Infantry regiment of the Confederate States Army

The 50th Alabama Infantry Regiment was an infantry regiment of the Confederate States Army during the American Civil War. The regiment was originally named 26th Alabama (Coltart's), but was renamed 50th Alabama on June 6, 1863.

It is not to be confused with another 26th Alabama (O'Neill's) which was formed around the same time and served with the Army of Northern Virginia and later Army of Tennessee.

==Organization and muster==
The 26th Alabama (Coltart's) was formed on April 3, 1862 at Corinth, Mississippi by consolidating the 2nd and 5th Alabama Infantry Battalions.
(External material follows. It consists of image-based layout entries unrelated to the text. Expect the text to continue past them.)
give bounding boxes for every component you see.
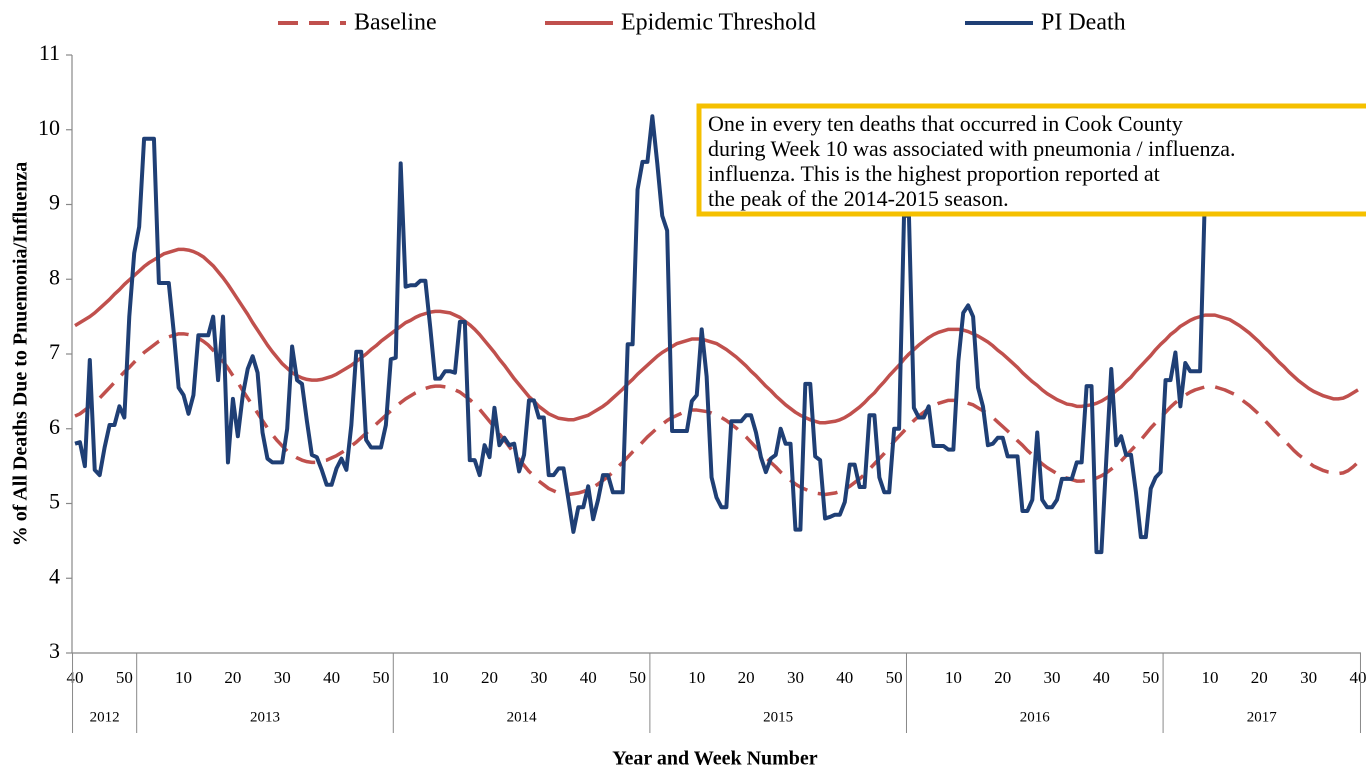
x-tick-label: 20 xyxy=(1251,668,1268,687)
x-tick-label: 50 xyxy=(372,668,389,687)
y-tick-label: 5 xyxy=(49,489,60,514)
year-label: 2017 xyxy=(1247,709,1278,725)
x-tick-label: 20 xyxy=(994,668,1011,687)
annotation-text: the peak of the 2014-2015 season. xyxy=(708,186,1009,211)
annotation-text: during Week 10 was associated with pneum… xyxy=(708,136,1236,161)
y-tick-label: 6 xyxy=(49,414,60,439)
x-tick-label: 40 xyxy=(836,668,853,687)
series-line xyxy=(74,114,1208,555)
x-tick-label: 30 xyxy=(274,668,291,687)
year-label: 2016 xyxy=(1020,709,1051,725)
y-tick-label: 3 xyxy=(49,638,60,663)
y-tick-label: 11 xyxy=(39,40,60,65)
x-tick-label: 30 xyxy=(1044,668,1061,687)
annotation-text: One in every ten deaths that occurred in… xyxy=(708,111,1183,136)
x-tick-label: 30 xyxy=(530,668,547,687)
x-tick-label: 10 xyxy=(945,668,962,687)
x-tick-label: 10 xyxy=(1201,668,1218,687)
x-tick-label: 50 xyxy=(886,668,903,687)
x-tick-label: 20 xyxy=(481,668,498,687)
x-tick-label: 20 xyxy=(224,668,241,687)
annotation-box xyxy=(696,103,1366,217)
x-tick-label: 10 xyxy=(688,668,705,687)
y-axis-title: % of All Deaths Due to Pnuemonia/Influen… xyxy=(10,162,32,546)
x-tick-label: 10 xyxy=(175,668,192,687)
y-tick-label: 8 xyxy=(49,264,60,289)
year-label: 2013 xyxy=(250,709,280,725)
x-tick-label: 40 xyxy=(1093,668,1110,687)
x-tick-label: 40 xyxy=(1350,668,1366,687)
x-tick-label: 50 xyxy=(116,668,133,687)
legend-label: Epidemic Threshold xyxy=(621,10,816,36)
legend-label: Baseline xyxy=(354,10,437,36)
x-axis-title: Year and Week Number xyxy=(612,748,818,770)
x-tick-label: 50 xyxy=(629,668,646,687)
y-tick-label: 10 xyxy=(38,115,60,140)
x-tick-label: 20 xyxy=(738,668,755,687)
annotation-text: influenza. This is the highest proportio… xyxy=(708,161,1160,186)
y-tick-label: 7 xyxy=(49,339,60,364)
series-line xyxy=(74,332,1360,497)
legend-label: PI Death xyxy=(1041,10,1126,36)
x-tick-label: 10 xyxy=(432,668,449,687)
x-tick-label: 50 xyxy=(1142,668,1159,687)
x-tick-label: 40 xyxy=(580,668,597,687)
y-tick-label: 4 xyxy=(49,563,60,588)
x-tick-label: 40 xyxy=(67,668,84,687)
x-tick-label: 40 xyxy=(323,668,340,687)
year-label: 2012 xyxy=(90,709,120,725)
y-tick-label: 9 xyxy=(49,190,60,215)
year-label: 2015 xyxy=(763,709,793,725)
x-tick-label: 30 xyxy=(1300,668,1317,687)
x-tick-label: 30 xyxy=(787,668,804,687)
year-label: 2014 xyxy=(507,709,538,725)
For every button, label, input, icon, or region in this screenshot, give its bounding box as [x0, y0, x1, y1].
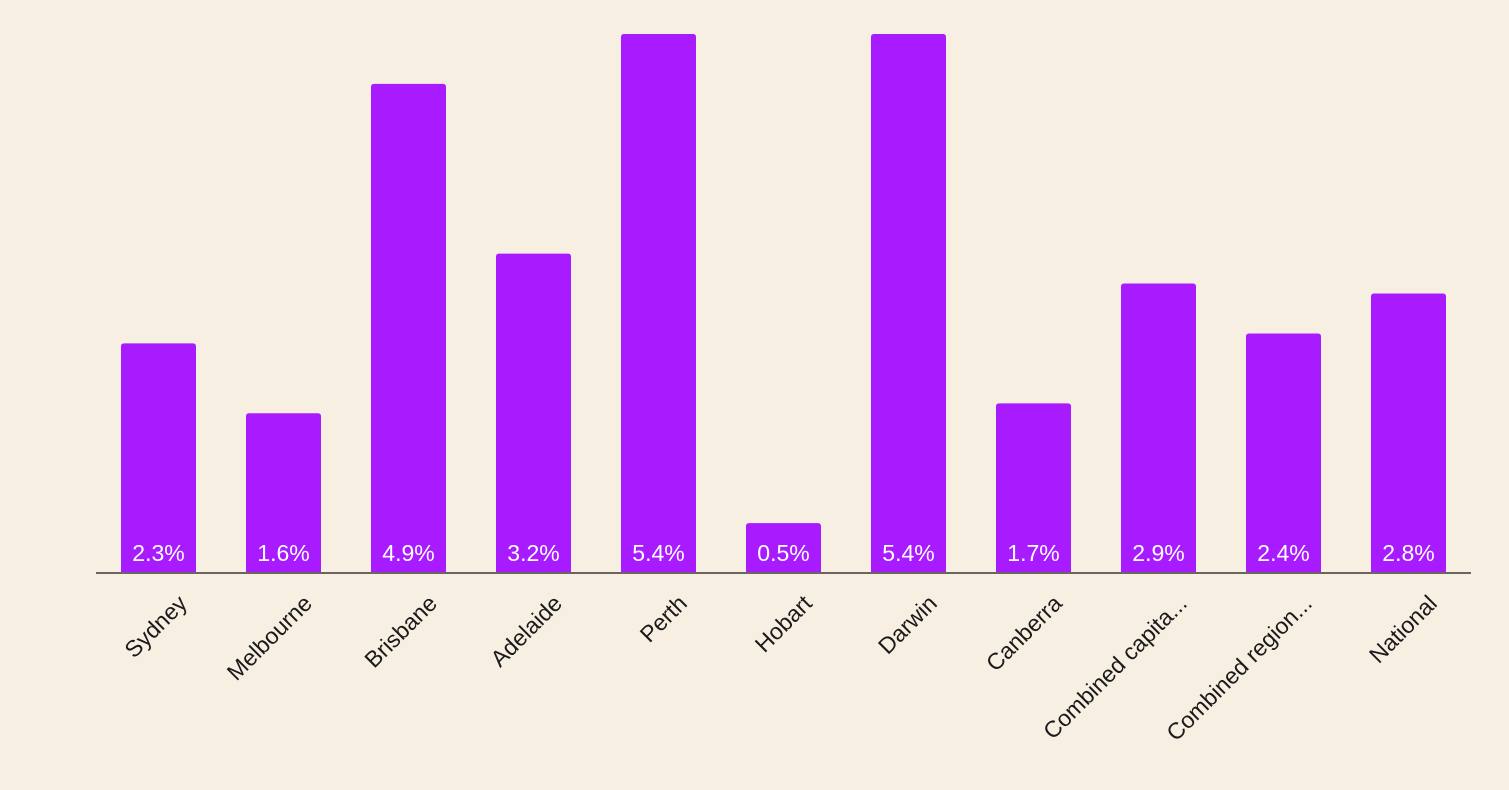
bar-value-label: 5.4%: [632, 540, 684, 566]
bar-value-label: 0.5%: [757, 540, 809, 566]
bar-value-label: 2.8%: [1382, 540, 1434, 566]
bar-10: [1371, 293, 1446, 573]
category-label: Brisbane: [359, 590, 442, 673]
category-label: Hobart: [750, 590, 818, 658]
category-label: Canberra: [981, 590, 1067, 676]
category-label: Perth: [635, 590, 692, 647]
bar-5: [746, 523, 821, 573]
bar-0: [121, 343, 196, 573]
bar-6: [871, 34, 946, 573]
category-label: Adelaide: [485, 590, 567, 672]
bar-9: [1246, 333, 1321, 573]
bar-value-label: 3.2%: [507, 540, 559, 566]
bar-7: [996, 403, 1071, 573]
bar-value-label: 2.4%: [1257, 540, 1309, 566]
bar-value-label: 1.7%: [1007, 540, 1059, 566]
bar-value-label: 5.4%: [882, 540, 934, 566]
category-label: Darwin: [873, 590, 942, 659]
bar-value-label: 4.9%: [382, 540, 434, 566]
bar-value-label: 1.6%: [257, 540, 309, 566]
bar-8: [1121, 283, 1196, 573]
category-labels-group: Sydney Melbourne Brisbane Adelaide Perth Hoba…: [119, 590, 1442, 746]
bar-value-label: 2.3%: [132, 540, 184, 566]
bar-1: [246, 413, 321, 573]
bar-2: [371, 83, 446, 573]
category-label: Melbourne: [222, 590, 317, 685]
bar-3: [496, 253, 571, 573]
bar-value-label: 2.9%: [1132, 540, 1184, 566]
category-label: Sydney: [119, 590, 192, 663]
bar-4: [621, 34, 696, 573]
bars-group: 2.3% 1.6% 4.9% 3.2% 5.4% 0.5% 5.4% 1.7% 2.9% 2.4%…: [121, 34, 1446, 573]
category-label: National: [1364, 590, 1442, 668]
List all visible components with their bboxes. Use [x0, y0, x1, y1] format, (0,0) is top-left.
It was consolidated with the 39th Alabama during the first half of 1863; this was on the field and not officially confirmed.

The regiment was redesignated as the 50th Alabama Infantry Regiment on June 6, 1863 to avoid confusion with the other 26th Alabama.

The regiment was consolidated with the 22nd, 25th and 39th Alabama Infantry on April 9, 1865 to form the 22nd Alabama Infantry Regiment (Consolidated). The latter surrendered at Greensboro, North Carolina on April 26, 1865.